While the full text of the new framework is not available yet, the US Commerce Department has released a fact sheet. The agreement still needs to be reviewed by the EU Article 29 Working Party and the EU College of Commissioners, but assuming it remains substantively the same, the Privacy Shield agreement includes:

  • Stronger obligations on US companies to protect EU citizens’ personal data, including new privacy protections of data transfers by participating U.S. companies to third parties
  • Stronger monitoring, oversight, and enforcement of the agreement to be carried out by the US Department of Commerce and Federal Trade Commission (FTC)
  • Registration with the US Department of Commerce by U.S. companies participating in the Privacy Shield pact
  • Limitations and oversight on US government access to EU citizens’ data for national security and law enforcement purposes
  • A new privacy office in the US to handle EU citizens’ data privacy complaints
  • An annual review of US commitments and performance against the Privacy Shield agreement

The agreement will affect approximately 4,500 companies that move and/or store personal data, including: financial services organizations, retail and e-commerce companies with European customer information, online advertising companies, companies that store data (via cloud services) on behalf of European companies, and companies that store human resources documentation on European employees.

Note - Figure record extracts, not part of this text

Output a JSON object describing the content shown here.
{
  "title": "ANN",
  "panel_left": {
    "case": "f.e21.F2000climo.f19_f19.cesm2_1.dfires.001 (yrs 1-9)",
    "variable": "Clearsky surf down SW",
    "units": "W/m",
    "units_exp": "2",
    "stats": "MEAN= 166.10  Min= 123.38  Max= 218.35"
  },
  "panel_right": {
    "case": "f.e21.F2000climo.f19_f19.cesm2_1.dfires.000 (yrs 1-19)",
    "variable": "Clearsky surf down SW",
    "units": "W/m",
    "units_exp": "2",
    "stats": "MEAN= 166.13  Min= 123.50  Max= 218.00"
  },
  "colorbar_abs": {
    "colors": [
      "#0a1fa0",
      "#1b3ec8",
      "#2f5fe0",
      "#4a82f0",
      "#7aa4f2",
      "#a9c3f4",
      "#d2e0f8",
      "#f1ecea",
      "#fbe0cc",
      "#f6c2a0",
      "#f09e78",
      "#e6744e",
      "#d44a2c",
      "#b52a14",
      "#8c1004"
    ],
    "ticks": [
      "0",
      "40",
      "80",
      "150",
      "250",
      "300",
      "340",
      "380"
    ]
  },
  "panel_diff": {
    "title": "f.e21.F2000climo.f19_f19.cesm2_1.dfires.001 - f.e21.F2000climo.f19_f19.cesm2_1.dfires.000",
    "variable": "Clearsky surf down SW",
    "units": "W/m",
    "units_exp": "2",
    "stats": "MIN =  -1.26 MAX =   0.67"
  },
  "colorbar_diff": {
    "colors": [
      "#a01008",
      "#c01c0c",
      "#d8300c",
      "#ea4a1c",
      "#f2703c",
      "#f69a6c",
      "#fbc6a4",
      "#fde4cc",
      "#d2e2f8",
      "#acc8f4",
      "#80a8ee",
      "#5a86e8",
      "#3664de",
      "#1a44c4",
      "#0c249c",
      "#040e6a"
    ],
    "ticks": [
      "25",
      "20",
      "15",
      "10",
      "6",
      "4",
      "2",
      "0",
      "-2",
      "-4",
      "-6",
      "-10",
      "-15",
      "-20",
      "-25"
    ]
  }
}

What to do now: Alternatives and impacts of the EU-US Privacy Shield

  • Understand the risks based on the agreement. When the full text of the agreement is publicly released, US companies must review it carefully before deciding to commit to / participate in it.
  • Consider all options / alternatives for data transfer protocol and oversight until the agreement is fully binding. As part of the agreement’s announcement, it was stated that the agreement will be implemented within the next three months. Until it is implemented, affected organizations should use alternative legally valid means to conduct data transfers. EU law currently provides for two other means of transferring personal data legally:
    • Model Contracts: The EU has approved model contracts that companies can use for data transfers that usually get automatic approval by the various EU data protection authorities (DPA).
    • Binding Corporate Rules (BCR): Multinational companies can define internal rules for performing international data transfers that they get can get approved by a lead DPA.

    While these methods are more time-consuming to implement because they often require prior approval from regulators, they may be considered less invasive than opting into the new framework.
  • Closely monitor developments related to the EU-US Privacy Shield implementation, its requirements, oversight, and enforcement details as specific impacts continue to emerge.